Per cambiare il mondo in cui le grandi industrie del cibo lavorano, e far crescere la qualità del cibo che producono, è fondamentale la crescita culturale delle singole persone. Che poi sono masse che, con le loro scelte di acquisto e le loro richieste, spingerebbero le grandi multinazionali, che ovviamente guardano in primis al profitto, a cambiare atteggiamento. Ecco, in estrema sintesi, la riflessione di Paolo Barilla, vice presidente del celebre marchio della pasta italiana.

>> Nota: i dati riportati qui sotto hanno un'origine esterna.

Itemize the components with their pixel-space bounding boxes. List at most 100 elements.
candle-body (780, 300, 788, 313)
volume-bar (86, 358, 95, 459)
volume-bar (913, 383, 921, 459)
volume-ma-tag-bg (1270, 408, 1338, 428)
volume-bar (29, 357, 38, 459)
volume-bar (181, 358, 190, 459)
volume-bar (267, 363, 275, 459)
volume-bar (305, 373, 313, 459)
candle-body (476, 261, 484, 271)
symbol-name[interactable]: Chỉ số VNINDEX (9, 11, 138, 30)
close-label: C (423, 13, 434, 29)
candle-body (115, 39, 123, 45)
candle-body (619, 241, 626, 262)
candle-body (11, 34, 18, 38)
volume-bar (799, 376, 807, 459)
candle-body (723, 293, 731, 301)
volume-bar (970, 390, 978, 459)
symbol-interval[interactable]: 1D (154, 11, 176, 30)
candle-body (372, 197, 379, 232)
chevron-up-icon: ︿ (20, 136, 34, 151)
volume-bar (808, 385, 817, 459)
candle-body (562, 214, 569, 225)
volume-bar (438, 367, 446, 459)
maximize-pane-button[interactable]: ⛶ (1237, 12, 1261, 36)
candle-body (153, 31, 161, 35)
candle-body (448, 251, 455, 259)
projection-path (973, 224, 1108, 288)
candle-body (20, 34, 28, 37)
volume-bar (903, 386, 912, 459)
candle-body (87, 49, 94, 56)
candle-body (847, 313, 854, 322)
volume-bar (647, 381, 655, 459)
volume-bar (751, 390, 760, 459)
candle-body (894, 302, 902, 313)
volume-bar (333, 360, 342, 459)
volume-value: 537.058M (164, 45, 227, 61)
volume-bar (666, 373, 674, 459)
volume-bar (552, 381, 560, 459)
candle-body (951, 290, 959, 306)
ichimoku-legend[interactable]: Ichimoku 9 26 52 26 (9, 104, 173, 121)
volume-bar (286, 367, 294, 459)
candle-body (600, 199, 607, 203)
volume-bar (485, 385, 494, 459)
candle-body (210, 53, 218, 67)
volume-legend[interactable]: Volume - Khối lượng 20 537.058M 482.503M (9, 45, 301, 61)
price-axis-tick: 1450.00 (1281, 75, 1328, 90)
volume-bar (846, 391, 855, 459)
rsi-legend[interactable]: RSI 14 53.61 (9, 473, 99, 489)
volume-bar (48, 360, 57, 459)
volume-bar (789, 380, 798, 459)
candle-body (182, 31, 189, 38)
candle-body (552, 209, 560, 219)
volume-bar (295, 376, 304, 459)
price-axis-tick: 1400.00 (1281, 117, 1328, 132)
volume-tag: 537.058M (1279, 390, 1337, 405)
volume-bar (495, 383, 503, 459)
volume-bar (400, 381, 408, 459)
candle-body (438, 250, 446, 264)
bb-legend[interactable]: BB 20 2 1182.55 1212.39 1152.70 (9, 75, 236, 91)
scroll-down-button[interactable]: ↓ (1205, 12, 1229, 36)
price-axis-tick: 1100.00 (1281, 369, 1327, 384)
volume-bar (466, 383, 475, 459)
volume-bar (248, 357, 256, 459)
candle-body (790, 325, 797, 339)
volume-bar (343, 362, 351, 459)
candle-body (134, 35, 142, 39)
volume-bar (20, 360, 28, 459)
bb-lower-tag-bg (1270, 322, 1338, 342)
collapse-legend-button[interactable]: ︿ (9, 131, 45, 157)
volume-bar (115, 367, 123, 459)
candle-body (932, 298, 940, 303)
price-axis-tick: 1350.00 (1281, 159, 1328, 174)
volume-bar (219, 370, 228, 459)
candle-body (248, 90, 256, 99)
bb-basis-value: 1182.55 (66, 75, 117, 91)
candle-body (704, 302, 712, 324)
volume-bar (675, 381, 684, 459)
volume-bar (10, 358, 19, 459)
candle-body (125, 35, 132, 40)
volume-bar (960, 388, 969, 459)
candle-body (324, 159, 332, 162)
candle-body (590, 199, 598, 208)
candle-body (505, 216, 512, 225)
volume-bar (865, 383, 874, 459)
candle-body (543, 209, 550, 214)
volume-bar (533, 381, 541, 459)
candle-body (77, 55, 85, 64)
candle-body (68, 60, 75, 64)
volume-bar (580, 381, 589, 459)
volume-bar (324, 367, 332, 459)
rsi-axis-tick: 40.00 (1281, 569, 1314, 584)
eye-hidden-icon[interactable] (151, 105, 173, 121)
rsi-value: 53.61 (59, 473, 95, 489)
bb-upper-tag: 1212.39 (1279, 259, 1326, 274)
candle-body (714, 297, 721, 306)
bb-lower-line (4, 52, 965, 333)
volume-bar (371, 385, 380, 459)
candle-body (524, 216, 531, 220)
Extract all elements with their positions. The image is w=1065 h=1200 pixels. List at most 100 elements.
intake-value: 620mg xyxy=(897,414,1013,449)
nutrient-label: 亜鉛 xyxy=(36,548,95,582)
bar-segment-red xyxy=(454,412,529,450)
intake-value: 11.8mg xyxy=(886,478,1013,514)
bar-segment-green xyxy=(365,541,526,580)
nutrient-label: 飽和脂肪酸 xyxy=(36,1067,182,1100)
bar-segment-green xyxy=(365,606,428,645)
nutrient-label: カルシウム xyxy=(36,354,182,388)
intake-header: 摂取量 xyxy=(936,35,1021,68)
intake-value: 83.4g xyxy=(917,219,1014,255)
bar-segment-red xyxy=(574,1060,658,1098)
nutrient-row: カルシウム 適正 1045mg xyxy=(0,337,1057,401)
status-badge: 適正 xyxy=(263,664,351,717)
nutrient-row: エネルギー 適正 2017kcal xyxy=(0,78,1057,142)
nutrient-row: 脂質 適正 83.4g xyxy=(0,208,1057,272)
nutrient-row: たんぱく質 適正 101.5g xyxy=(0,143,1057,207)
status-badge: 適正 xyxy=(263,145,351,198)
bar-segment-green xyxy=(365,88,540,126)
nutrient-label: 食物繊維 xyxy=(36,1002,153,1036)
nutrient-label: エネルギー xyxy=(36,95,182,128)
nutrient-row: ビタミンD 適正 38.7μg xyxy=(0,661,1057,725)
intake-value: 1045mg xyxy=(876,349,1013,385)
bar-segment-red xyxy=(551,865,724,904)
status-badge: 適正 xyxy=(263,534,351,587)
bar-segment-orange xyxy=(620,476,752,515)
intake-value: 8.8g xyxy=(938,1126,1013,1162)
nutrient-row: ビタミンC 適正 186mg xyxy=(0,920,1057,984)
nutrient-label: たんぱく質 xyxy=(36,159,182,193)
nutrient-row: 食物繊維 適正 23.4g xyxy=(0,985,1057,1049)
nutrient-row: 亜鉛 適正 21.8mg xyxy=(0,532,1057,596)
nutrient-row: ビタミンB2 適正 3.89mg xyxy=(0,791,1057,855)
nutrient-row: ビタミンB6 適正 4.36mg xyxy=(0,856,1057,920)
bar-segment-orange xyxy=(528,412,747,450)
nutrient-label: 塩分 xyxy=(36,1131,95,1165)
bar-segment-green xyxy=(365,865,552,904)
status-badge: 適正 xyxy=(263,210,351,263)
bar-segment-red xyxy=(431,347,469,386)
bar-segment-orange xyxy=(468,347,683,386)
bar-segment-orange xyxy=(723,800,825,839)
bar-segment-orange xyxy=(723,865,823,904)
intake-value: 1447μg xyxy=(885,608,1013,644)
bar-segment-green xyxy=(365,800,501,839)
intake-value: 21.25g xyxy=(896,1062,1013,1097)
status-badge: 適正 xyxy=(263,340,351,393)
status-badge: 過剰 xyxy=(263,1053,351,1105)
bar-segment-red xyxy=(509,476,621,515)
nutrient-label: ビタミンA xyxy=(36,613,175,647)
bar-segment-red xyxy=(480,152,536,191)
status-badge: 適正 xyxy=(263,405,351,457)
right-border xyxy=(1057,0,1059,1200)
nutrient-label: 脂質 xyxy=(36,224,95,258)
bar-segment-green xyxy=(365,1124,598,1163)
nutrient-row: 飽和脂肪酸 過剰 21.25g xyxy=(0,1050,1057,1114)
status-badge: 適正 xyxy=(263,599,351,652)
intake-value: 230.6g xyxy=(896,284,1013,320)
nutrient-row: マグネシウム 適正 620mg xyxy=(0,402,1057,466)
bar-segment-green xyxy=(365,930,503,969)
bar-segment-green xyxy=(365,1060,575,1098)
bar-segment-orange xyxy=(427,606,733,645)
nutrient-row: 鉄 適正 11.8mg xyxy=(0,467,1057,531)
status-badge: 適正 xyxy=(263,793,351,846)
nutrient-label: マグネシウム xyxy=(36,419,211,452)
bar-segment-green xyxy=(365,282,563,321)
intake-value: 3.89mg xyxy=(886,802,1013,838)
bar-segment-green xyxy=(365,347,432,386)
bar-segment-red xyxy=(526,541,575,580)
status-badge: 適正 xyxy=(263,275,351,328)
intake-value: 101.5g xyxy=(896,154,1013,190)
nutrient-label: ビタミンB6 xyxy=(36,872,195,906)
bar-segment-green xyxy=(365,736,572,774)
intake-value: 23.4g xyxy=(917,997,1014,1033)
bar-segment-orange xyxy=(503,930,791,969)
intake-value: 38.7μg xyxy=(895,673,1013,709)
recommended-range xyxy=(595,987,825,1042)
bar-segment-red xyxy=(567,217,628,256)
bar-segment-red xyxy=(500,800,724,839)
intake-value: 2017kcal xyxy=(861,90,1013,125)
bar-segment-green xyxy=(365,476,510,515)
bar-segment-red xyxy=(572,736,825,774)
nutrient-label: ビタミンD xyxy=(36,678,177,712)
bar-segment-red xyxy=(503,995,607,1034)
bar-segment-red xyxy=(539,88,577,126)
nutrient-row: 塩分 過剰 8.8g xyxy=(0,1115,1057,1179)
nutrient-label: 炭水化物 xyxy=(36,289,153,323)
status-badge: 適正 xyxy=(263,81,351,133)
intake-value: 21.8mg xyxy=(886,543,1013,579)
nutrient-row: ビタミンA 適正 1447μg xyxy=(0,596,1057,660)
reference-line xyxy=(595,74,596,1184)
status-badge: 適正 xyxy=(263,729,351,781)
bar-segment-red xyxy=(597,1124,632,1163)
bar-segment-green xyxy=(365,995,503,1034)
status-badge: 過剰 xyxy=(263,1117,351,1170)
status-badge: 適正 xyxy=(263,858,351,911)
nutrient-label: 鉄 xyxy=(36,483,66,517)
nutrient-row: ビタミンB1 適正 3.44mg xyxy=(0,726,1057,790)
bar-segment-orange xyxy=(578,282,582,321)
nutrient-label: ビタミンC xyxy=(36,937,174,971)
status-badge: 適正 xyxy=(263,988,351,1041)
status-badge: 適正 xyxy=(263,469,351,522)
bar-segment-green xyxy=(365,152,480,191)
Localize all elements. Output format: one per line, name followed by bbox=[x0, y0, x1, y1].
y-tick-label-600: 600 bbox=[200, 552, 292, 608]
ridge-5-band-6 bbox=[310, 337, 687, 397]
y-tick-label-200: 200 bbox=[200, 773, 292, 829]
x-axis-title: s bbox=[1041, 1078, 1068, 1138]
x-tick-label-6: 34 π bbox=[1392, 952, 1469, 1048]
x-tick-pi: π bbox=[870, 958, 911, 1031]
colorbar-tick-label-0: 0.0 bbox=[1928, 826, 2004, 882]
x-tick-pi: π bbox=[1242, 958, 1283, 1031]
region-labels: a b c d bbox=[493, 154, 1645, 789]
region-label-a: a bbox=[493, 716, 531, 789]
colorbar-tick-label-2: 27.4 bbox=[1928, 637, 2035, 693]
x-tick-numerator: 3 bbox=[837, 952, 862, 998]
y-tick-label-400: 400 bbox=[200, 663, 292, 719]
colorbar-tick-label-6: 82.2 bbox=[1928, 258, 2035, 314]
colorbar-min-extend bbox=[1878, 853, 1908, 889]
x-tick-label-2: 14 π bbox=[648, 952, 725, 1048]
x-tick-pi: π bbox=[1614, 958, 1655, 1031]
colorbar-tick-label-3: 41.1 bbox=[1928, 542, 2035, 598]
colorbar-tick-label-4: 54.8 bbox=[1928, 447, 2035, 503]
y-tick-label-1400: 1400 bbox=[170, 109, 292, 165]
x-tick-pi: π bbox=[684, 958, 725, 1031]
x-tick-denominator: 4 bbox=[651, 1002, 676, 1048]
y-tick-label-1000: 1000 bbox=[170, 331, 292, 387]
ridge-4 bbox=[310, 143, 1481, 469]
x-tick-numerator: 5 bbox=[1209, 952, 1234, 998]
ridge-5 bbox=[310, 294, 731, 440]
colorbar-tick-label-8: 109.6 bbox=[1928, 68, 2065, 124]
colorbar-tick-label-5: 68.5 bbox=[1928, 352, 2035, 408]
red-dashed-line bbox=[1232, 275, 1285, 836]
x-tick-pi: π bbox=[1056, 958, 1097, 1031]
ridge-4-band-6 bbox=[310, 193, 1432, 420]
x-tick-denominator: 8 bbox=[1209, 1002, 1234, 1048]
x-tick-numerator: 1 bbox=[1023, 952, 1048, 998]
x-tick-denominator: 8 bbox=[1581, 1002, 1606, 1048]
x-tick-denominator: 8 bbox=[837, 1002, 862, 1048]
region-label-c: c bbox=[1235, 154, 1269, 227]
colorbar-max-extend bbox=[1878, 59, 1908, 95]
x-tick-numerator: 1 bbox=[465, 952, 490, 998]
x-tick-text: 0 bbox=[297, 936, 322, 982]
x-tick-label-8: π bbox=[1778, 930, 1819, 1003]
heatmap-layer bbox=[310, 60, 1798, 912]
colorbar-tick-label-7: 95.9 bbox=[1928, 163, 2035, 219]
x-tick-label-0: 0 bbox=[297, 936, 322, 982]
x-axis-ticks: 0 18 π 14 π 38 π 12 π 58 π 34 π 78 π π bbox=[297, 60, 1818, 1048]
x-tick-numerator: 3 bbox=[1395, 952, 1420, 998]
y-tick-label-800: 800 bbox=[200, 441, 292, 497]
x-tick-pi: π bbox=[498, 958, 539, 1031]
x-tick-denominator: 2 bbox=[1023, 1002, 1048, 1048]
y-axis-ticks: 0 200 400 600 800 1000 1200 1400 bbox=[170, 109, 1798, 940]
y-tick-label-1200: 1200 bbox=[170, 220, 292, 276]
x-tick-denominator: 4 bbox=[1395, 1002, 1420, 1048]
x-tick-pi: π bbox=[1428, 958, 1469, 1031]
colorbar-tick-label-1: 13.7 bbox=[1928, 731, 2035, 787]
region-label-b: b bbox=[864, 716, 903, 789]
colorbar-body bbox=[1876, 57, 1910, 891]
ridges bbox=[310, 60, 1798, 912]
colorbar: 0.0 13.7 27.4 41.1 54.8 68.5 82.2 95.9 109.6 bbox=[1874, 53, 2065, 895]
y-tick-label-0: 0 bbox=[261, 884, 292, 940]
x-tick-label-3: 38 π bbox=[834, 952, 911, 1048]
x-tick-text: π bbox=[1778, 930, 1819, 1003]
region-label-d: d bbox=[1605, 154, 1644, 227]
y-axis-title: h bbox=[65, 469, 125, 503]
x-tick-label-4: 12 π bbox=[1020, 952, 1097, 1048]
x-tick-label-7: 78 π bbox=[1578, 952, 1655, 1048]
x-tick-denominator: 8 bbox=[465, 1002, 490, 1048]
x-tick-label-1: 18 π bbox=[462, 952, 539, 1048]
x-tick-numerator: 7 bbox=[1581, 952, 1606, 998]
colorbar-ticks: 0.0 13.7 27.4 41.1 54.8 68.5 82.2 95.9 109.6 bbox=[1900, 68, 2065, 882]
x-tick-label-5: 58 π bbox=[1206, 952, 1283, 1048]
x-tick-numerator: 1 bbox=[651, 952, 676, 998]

“Il ruolo dell’industria del cibo va riconsiderato. È ovvio che, negli anni Cinquanta, la priorità era di rendere il cibo più buono e accessibile a tutti, problemi come la sostenibilità non erano neanche all’orizzonte in questo settore. É chiaro che oggi le cose sono cambiate - aggiunge - ma perché le grandi industrie lavorino in un certo modo c’è bisogno di una crescita culturale delle persone. C’è bisogno di un livello di istruzione più alto, perché il mondo è diventato più complesso, e anche per capire il cibo, il suo valore, l’impatto della sua produzione, serve la capacita di vederlo in correlazione a tante altre cose. Bisogna conoscere le implicazioni del cibo a tutto tondo, e non solo sulla salute: dobbiamo smettere di pensare al cibo come un servizio”.
“Se noi non riusciamo a capire la portata della responsabilità che il cibo si porta dietro, che è quello che Slow Food ha identificato per tempo, non riusciremo mai - aggiunge Barilla - ad invertire la rotta, ma in realtà per capirlo bisogna studiare, le cose vanno approfondite. Se uno diventa ingegnere deve studiare tantissimo per poter realizzare la struttura di un ponte. Ecco: oggi si deve avere la stessa attitudine sul cibo, perché orientarsi nel mondo del cibo è diventato complicato come realizzare un’opera ingegneristica”.